As Fey entered the Zoom, smiling students leaned closer to their screens and listened intently as she introduced herself.
Fey graduated in 1992 from the UVA’s College of Arts & Sciences and, after performing with Second City in Chicago, went on to become “Saturday Night Live’s” first female head writer. She wrote the hit film “Mean Girls,” then created and starred in the Emmy-winning sitcom “30 Rock.” Recently, she voiced the character 22 in Pixar’s film “Soul” and appeared in Hulu’s popular series “Only Murders in the Building” as a Sarah Koenig-type podcast host.
Fey first spoke to Clay’s students in 2017 and returned for a second time, again highlighting her experience as a woman in entertainment.
“In the early ’90s, I remember a director saying, ‘Oh well, the audience doesn’t want to see a scene with two women,’ and then when we started at SNL, if a couple of women were sitting on a couch in the office, they’d be like, ‘Oh, must be a ladies meeting,’” Fey said. “So we’ve always wanted to put things in the world that reflect the women that we actually are, because we came right on the heels of a lot of ridiculous portrayals of women.”
Throughout her career, Fey has seen a shift in the type of stories told and the depiction of different identities.
“When I was first at SNL as a writer, the people running ‘Weekend Update,’ I believe, would have never aired Bowen Yang’s iceberg sketch,” Fey said. “I think this is a great example of how the industry is evolving.
“
Currently, Fey is working to create more diverse representation on the screen as well as behind the scenes.
“I think there’s still a lot of progress to be made.

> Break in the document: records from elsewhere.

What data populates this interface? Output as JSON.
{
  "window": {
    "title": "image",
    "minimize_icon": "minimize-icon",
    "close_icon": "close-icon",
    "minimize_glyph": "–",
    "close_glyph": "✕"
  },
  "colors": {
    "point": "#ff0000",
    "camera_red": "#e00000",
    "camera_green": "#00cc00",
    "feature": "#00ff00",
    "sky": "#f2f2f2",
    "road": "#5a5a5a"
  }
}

We need to go beyond diverse casting and focus on bringing in diverse writers, directors and crew members. This goes right down to hiring more diverse assistants, because that’s a pathway and an in-road for the industry,” she said. “Then, as a producer, I’m trying to develop more shows written by women of color.”

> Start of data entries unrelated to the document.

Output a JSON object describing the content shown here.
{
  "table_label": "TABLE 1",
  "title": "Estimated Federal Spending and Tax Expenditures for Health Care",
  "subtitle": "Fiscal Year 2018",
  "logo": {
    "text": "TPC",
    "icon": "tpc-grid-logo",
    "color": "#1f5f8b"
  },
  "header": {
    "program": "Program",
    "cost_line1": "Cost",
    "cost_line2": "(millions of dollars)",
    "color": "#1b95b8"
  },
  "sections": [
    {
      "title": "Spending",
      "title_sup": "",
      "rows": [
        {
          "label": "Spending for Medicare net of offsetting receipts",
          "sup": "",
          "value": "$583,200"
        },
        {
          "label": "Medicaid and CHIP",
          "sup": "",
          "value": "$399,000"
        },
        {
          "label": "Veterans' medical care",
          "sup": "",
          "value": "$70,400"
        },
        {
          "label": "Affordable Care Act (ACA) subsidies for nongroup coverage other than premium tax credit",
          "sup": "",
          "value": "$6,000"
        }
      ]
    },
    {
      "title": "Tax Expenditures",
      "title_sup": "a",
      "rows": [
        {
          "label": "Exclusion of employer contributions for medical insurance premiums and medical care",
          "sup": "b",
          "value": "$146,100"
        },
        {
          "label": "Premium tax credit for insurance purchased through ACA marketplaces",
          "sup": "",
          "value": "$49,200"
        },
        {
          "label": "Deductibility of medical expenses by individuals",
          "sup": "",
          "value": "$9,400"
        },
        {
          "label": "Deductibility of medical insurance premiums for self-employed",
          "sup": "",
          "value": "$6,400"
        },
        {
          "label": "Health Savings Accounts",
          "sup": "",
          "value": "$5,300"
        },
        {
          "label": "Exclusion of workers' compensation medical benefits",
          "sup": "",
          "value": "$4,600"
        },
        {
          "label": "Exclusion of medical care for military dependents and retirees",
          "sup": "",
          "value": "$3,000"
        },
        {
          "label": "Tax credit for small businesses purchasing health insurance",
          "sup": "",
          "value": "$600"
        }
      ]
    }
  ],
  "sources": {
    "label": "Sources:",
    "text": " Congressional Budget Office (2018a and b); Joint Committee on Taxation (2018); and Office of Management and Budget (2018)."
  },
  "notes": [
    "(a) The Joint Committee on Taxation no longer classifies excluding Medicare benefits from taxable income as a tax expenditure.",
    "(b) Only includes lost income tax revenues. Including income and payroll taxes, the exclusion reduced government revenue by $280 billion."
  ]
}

Jane Frankel, a fourth-year student majoring in media studies and public policy and leadership, said she was grateful for Fey’s willingness to share openly.
“It was cool to see her as a real person, rather than just as some of my favorite characters on TV,” she said. “Her life experiences are so vast, and we got to learn and hear about her unique insights on the industry.”
Fey dove into traditional course topics taught by Clay, a media studies assistant professor of practice, with personal anecdotes.
“She really touched on a lot of what we focus on in class,” Clay said. “We talk a lot about sexism and look at it on-screen and read anecdotally about these shows, in media or academic journals, but having Tina articulate her experience I think is really inspiring and reflects the progress of today’s television, in that there is so much more possibility.”
UVA’s “Women and Television” course looks at shows in a linear timeline. Currently, the class is moving from television in the 1980s to the 1990s era, which Fey spoke in detail about.
“She saw so much change, and she was . . . the first head female writer in the writer’s room; she filled so many of these firsts that we look at and can speak to this specific timeframe,” Clay said. “The class moves quickly, but she hit the pause button on her career in the 1990s and really had us think and hone in on that for a moment.”
Before she signed off Zoom, Fey gave advice to students interested in getting into the entertainment industry:
“I recommend not going right to L.A. Don’t necessarily even go right to New York,” she said. “Figure out who you are and what kind of work do you like to do on a smaller scale and then decide where to go.”